The formula for escape velocity is given by:
\[v = \sqrt{\frac{2GM}{r}}\]
Where:
- \(v\) is the escape velocity.
- \(G\) is the universal gravitational constant (\(6.67430 × 10^{-11} m^3 kg^{-1} s^{-2}\)).
- \(M\) is the mass of Io (\(8.9 × 10^{22}\) kg).
- \(r\) is the radius of Io (\(1820 \times 10^3\) m).
Before we calculate the escape velocity, we need to convert the height of the sulfur plume to meters (63 km).

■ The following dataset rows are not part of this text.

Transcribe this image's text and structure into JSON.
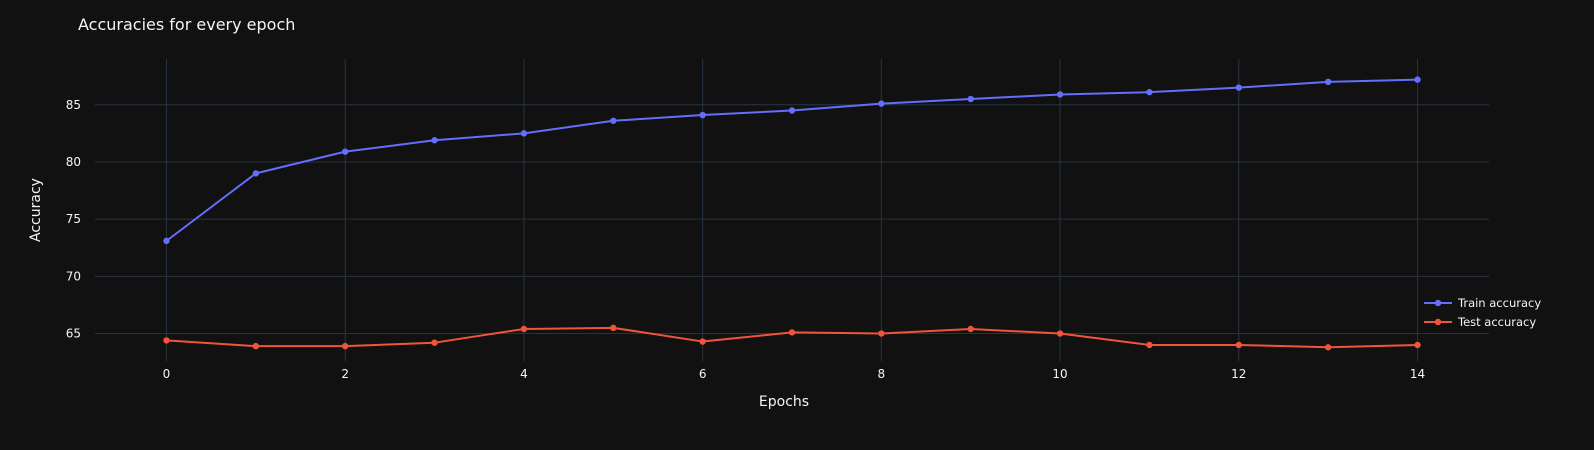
{
  "chart_data": {
    "type": "line",
    "title": "Accuracies for every epoch",
    "xlabel": "Epochs",
    "ylabel": "Accuracy",
    "xlim": [
      -0.8,
      14.8
    ],
    "ylim": [
      62.6,
      89.0
    ],
    "x_ticks": [
      0,
      2,
      4,
      6,
      8,
      10,
      12,
      14
    ],
    "y_ticks": [
      65,
      70,
      75,
      80,
      85
    ],
    "grid": true,
    "legend_position": "right",
    "x": [
      0,
      1,
      2,
      3,
      4,
      5,
      6,
      7,
      8,
      9,
      10,
      11,
      12,
      13,
      14
    ],
    "series": [
      {
        "name": "Train accuracy",
        "color": "#636efa",
        "values": [
          73.1,
          79.0,
          80.9,
          81.9,
          82.5,
          83.6,
          84.1,
          84.5,
          85.1,
          85.5,
          85.9,
          86.1,
          86.5,
          87.0,
          87.2
        ]
      },
      {
        "name": "Test accuracy",
        "color": "#ef553b",
        "values": [
          64.4,
          63.9,
          63.9,
          64.2,
          65.4,
          65.5,
          64.3,
          65.1,
          65.0,
          65.4,
          65.0,
          64.0,
          64.0,
          63.8,
          64.0
        ]
      }
    ]
  },
  "colors": {
    "background": "#111111",
    "grid": "#283442",
    "text": "#f2f5fa"
  }
}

So, \(h = 63 \times 10^3\) meters.
Now, we can calculate the escape velocity:
\[v = \sqrt{\frac{2 \cdot (6.67430 × 10^{-11} m^3 kg^{-1} s^{-2}) \cdot (8.9 × 10^{22} kg)}{1820 \times 10^3 m + 63 \times 10^3 m}}\]
Now, let's calculate it:
\[v \approx \sqrt{\frac{2 \cdot 6.67430 × 10^{-11} m^3 kg^{-1} s^{-2} \cdot 8.9 × 10^{22} kg}{1883 \times 10^3 m}}\]

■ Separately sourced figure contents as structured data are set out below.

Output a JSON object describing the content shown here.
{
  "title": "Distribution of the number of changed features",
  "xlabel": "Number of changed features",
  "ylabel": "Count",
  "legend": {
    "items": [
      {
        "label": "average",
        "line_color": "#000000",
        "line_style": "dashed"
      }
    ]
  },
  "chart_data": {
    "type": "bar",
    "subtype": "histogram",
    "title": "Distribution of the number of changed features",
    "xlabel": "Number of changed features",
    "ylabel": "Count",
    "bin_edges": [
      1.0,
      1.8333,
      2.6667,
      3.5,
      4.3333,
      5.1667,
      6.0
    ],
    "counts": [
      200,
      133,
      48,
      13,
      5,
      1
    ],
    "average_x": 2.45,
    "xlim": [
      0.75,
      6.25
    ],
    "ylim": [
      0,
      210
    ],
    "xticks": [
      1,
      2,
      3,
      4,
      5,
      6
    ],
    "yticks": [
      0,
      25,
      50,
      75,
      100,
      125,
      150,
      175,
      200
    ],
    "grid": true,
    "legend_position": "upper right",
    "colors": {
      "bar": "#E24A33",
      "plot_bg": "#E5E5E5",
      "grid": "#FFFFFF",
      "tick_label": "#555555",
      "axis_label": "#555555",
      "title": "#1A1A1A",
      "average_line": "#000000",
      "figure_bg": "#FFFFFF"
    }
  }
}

Now, calculate the square root:
\[v \approx \sqrt{\frac{1.1874134 \times 10^{12} m^2 s^{-2}}{1883 \times 10^3 m}}\]
\[v \approx \sqrt{6.308169 \times 10^8 \frac{m^2}{s^2}}\]
\[v \approx 25118 \frac{m}{s}\]
So, the speed with which the liquid sulfur left the volcano on Io is approximately 25,118 meters per second.